Traditional Snowflake stored procedures use JavaScript — functional but limited. Snowpark Python stored procedures give you the full Python ecosystem: pandas, scikit-learn, requests, and any package on the Snowflake Anaconda channel.

Project Structure

my_sp_project/
├── procedures/
│   ├── __init__.py
│   └── my_procedure.py     # The handler function
├── deploy.py               # Deployment script
├── requirements.txt
└── .env

Writing the Handler

from snowflake.snowpark import Session
from snowflake.snowpark.functions import col
import pandas as pd

def my_procedure(session: Session, param: str) -> str:
    """
    Handler function — must accept Session as first argument.
    All other arguments map to SQL procedure parameters.
    """
    df = session.table("MY_TABLE").filter(col("STATUS") == param)
    pandas_df: pd.DataFrame = df.to_pandas()

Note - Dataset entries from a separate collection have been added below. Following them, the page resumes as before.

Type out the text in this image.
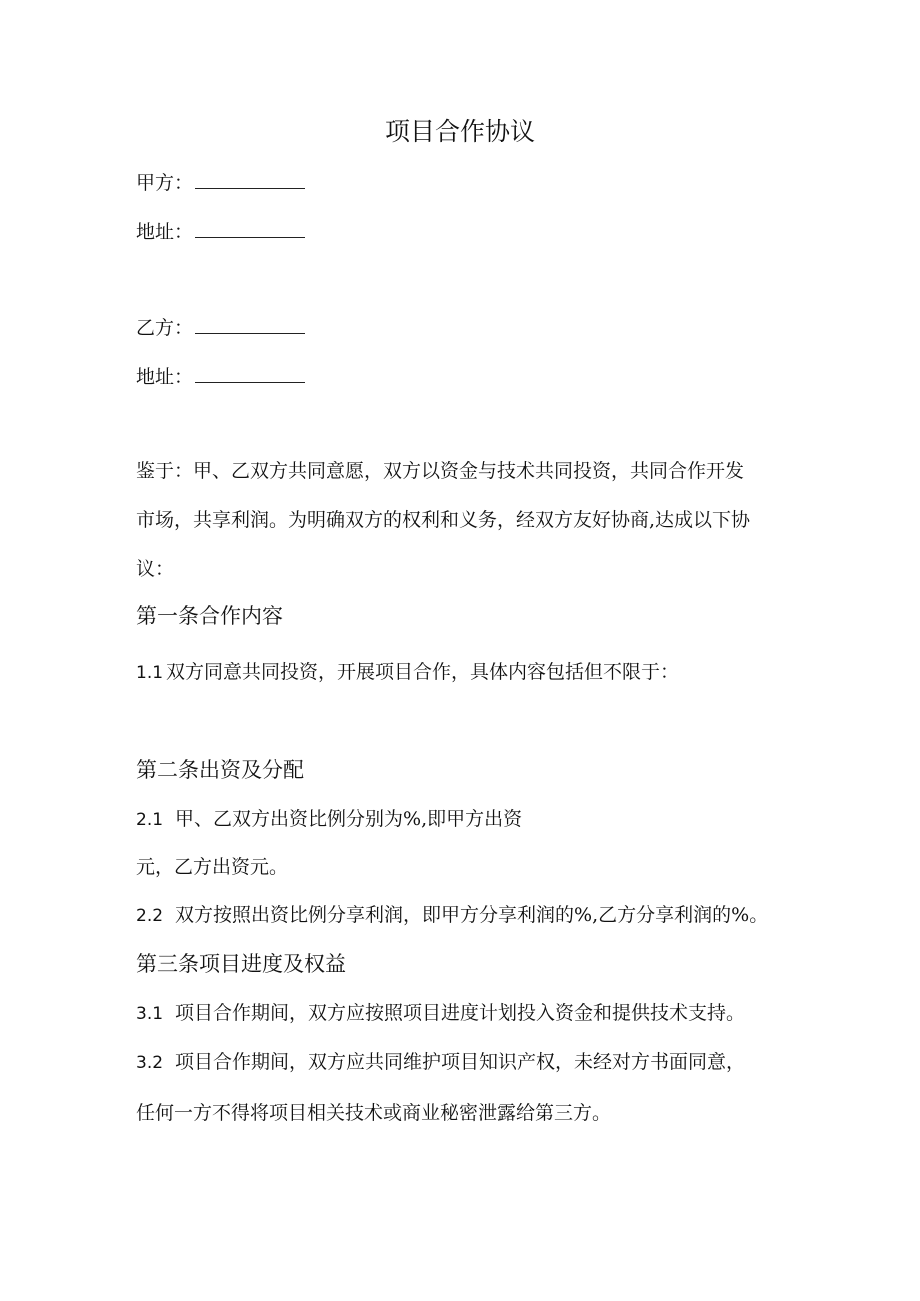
项目合作协议

甲方：

地址：

乙方：

地址：

鉴于：甲、乙双方共同意愿，双方以资金与技术共同投资，共同合作开发

市场，共享利润。为明确双方的权利和义务，经双方友好协商,达成以下协

议：

第一条合作内容

1.1 双方同意共同投资，开展项目合作，具体内容包括但不限于：

第二条出资及分配

2.1 甲、乙双方出资比例分别为%,即甲方出资

元，乙方出资元。

2.2 双方按照出资比例分享利润，即甲方分享利润的%,乙方分享利润的%。

第三条项目进度及权益

3.1 项目合作期间，双方应按照项目进度计划投入资金和提供技术支持。

3.2 项目合作期间，双方应共同维护项目知识产权，未经对方书面同意，

任何一方不得将项目相关技术或商业秘密泄露给第三方。
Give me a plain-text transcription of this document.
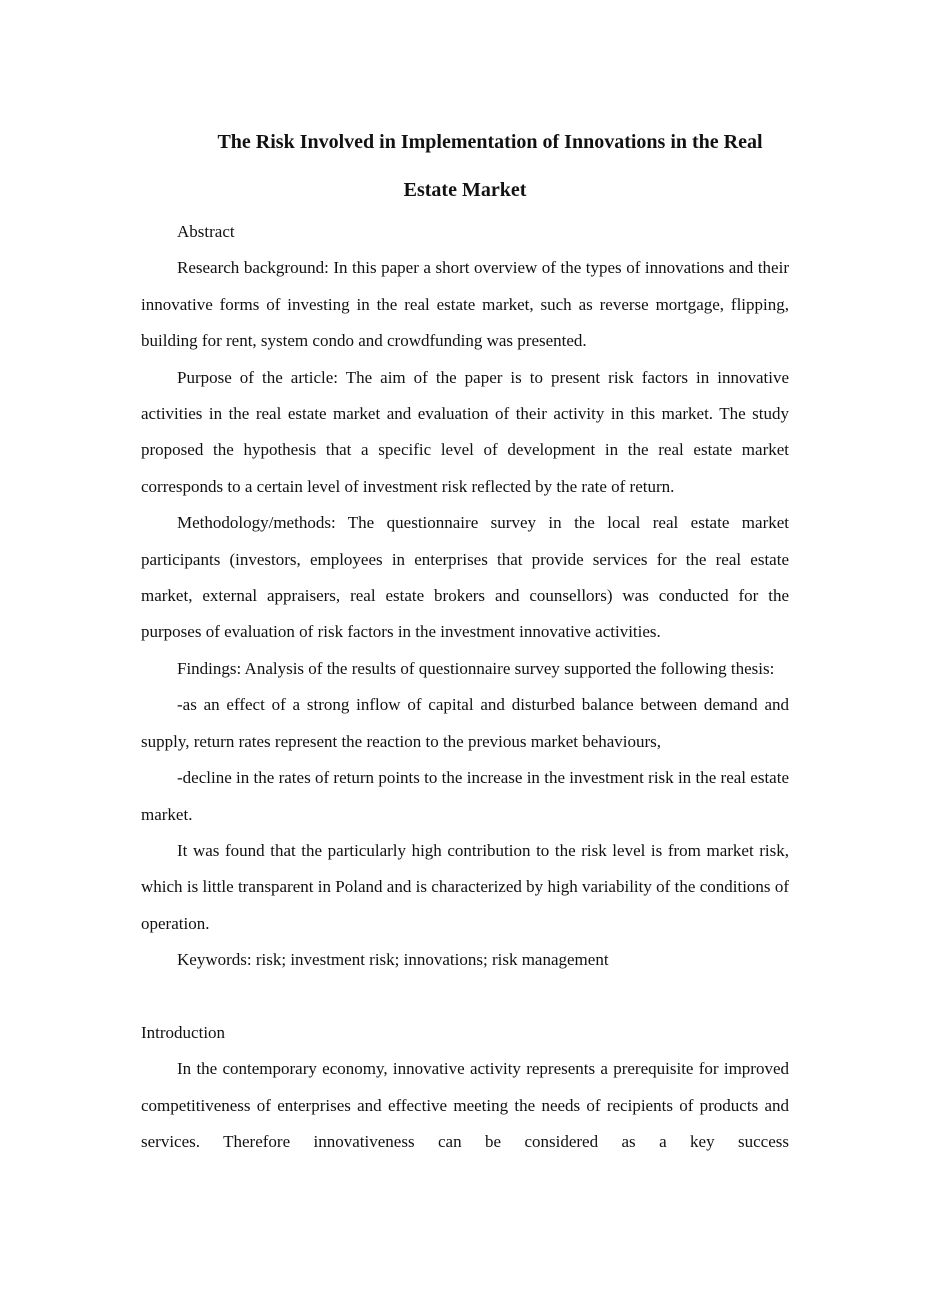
The Risk Involved in Implementation of Innovations in the Real
Estate Market

Abstract

Research background: In this paper a short overview of the types of innovations and their innovative forms of investing in the real estate market, such as reverse mortgage, flipping, building for rent, system condo and crowdfunding was presented.

Purpose of the article: The aim of the paper is to present risk factors in innovative activities in the real estate market and evaluation of their activity in this market. The study proposed the hypothesis that a specific level of development in the real estate market corresponds to a certain level of investment risk reflected by the rate of return.

Methodology/methods: The questionnaire survey in the local real estate market participants (investors, employees in enterprises that provide services for the real estate market, external appraisers, real estate brokers and counsellors) was conducted for the purposes of evaluation of risk factors in the investment innovative activities.

Findings: Analysis of the results of questionnaire survey supported the following thesis:

-as an effect of a strong inflow of capital and disturbed balance between demand and supply, return rates represent the reaction to the previous market behaviours,

-decline in the rates of return points to the increase in the investment risk in the real estate market.

It was found that the particularly high contribution to the risk level is from market risk, which is little transparent in Poland and is characterized by high variability of the conditions of operation.

Keywords: risk; investment risk; innovations; risk management

Introduction

In the contemporary economy, innovative activity represents a prerequisite for improved competitiveness of enterprises and effective meeting the needs of recipients of products and services. Therefore innovativeness can be considered as a key success
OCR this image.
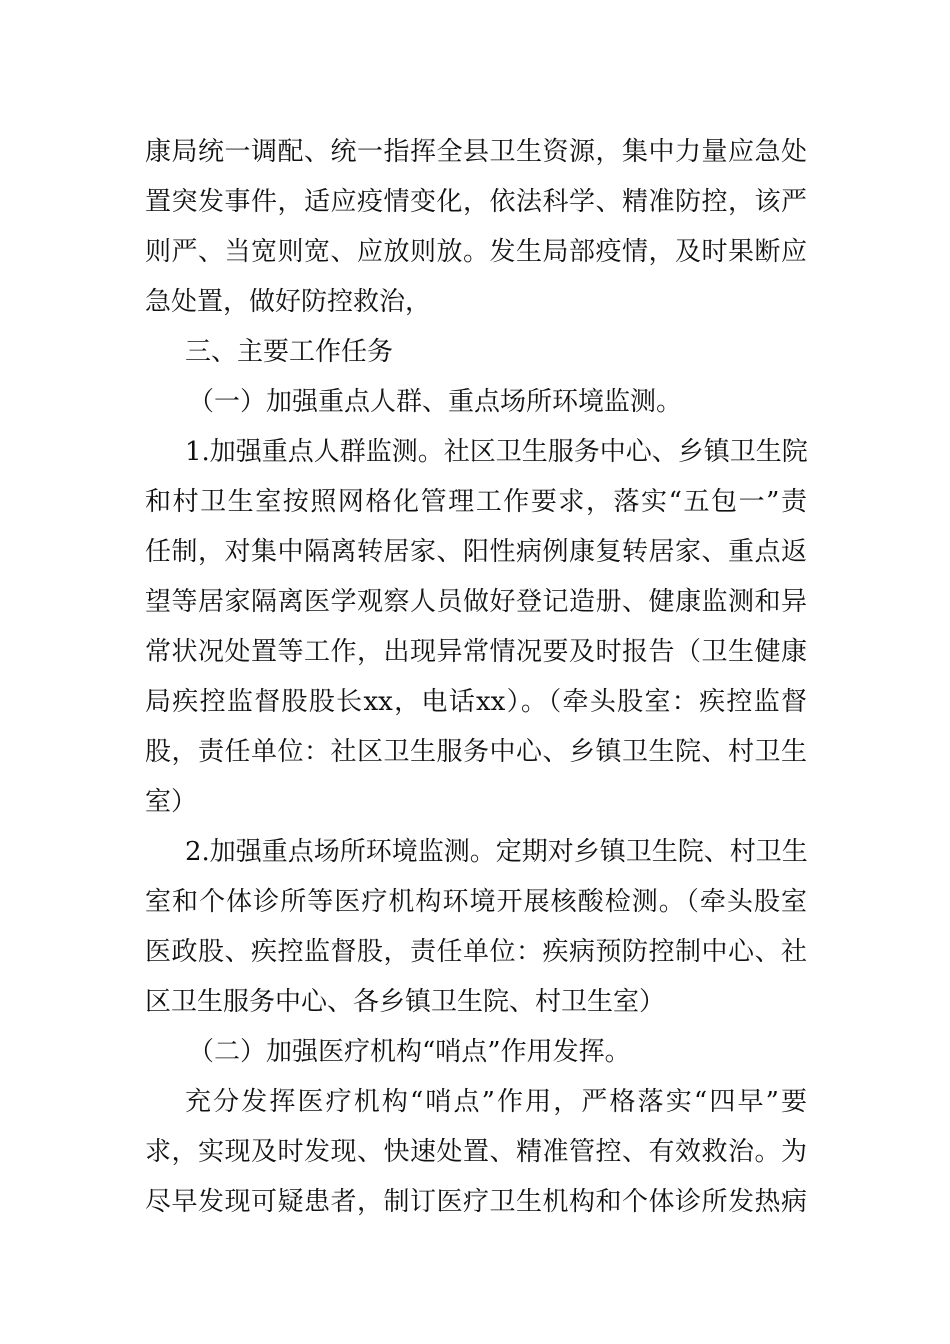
康局统一调配、统一指挥全县卫生资源，集中力量应急处
置突发事件，适应疫情变化，依法科学、精准防控，该严
则严、当宽则宽、应放则放。发生局部疫情，及时果断应
急处置，做好防控救治，
三、主要工作任务
（一）加强重点人群、重点场所环境监测。
1.加强重点人群监测。社区卫生服务中心、乡镇卫生院
和村卫生室按照网格化管理工作要求，落实“五包一”责
任制，对集中隔离转居家、阳性病例康复转居家、重点返
望等居家隔离医学观察人员做好登记造册、健康监测和异
常状况处置等工作，出现异常情况要及时报告（卫生健康
局疾控监督股股长xx，电话xx）。（牵头股室：疾控监督
股，责任单位：社区卫生服务中心、乡镇卫生院、村卫生
室）
2.加强重点场所环境监测。定期对乡镇卫生院、村卫生
室和个体诊所等医疗机构环境开展核酸检测。（牵头股室
医政股、疾控监督股，责任单位：疾病预防控制中心、社
区卫生服务中心、各乡镇卫生院、村卫生室）
（二）加强医疗机构“哨点”作用发挥。
充分发挥医疗机构“哨点”作用，严格落实“四早”要
求，实现及时发现、快速处置、精准管控、有效救治。为
尽早发现可疑患者，制订医疗卫生机构和个体诊所发热病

    # Your business logic here
    result = pandas_df.groupby("CATEGORY")["AMOUNT"].sum().to_dict()

    return str(result)

Deploying via Python

from snowflake.snowpark import Session

def deploy(session: Session):
    session.sproc.register(
        func=my_procedure,
        name="MY_PROCEDURE",
        packages=["snowflake-snowpark-python", "pandas"],
        is_permanent=True,
        stage_location="@MY_STAGE",
        replace=True,
        execute_as="caller",   # or "owner"
    )

if __name__ == "__main__":
    session = Session.builder.configs({...}).create()
    deploy(session)
    print("Deployed successfully.")

Testing Locally

Test the handler without deploying — just pass a mock Session:

# test_my_procedure.py
from snowflake.snowpark import Session
from procedures.my_procedure import my_procedure

def test_locally():
    session = Session.builder.configs({
        "account": "...",
        "user": "...",
        "password": "...",
        "warehouse": "COMPUTE_WH",
        "database": "DEV_DB",
        "schema": "PUBLIC",
    }).create()

    result = my_procedure(session, "ACTIVE")
    print(result)
    session.close()

CI/CD with GitHub Actions

name: Deploy Stored Procedures
on:
  push:
    branches: [main]
    paths: ["procedures/**"]

jobs:
  deploy:
    runs-on: ubuntu-latest
    steps:
      - uses: actions/checkout@v4
      - uses: actions/setup-python@v5
        with: { python-version: "3.11" }
      - run: pip install -r requirements.txt
      - run: python deploy.py
        env:
          SNOWFLAKE_ACCOUNT: ${{ secrets.SNOWFLAKE_ACCOUNT }}
          SNOWFLAKE_USER: ${{ secrets.SNOWFLAKE_USER }}
          SNOWFLAKE_PASSWORD: ${{ secrets.SNOWFLAKE_PASSWORD }}

Conclusion

Snowpark Python stored procedures are a first-class way to bring Python logic into Snowflake. With proper project structure, local testing, and CI/CD automation, you can ship production-quality procedures with the same rigour as any Python service.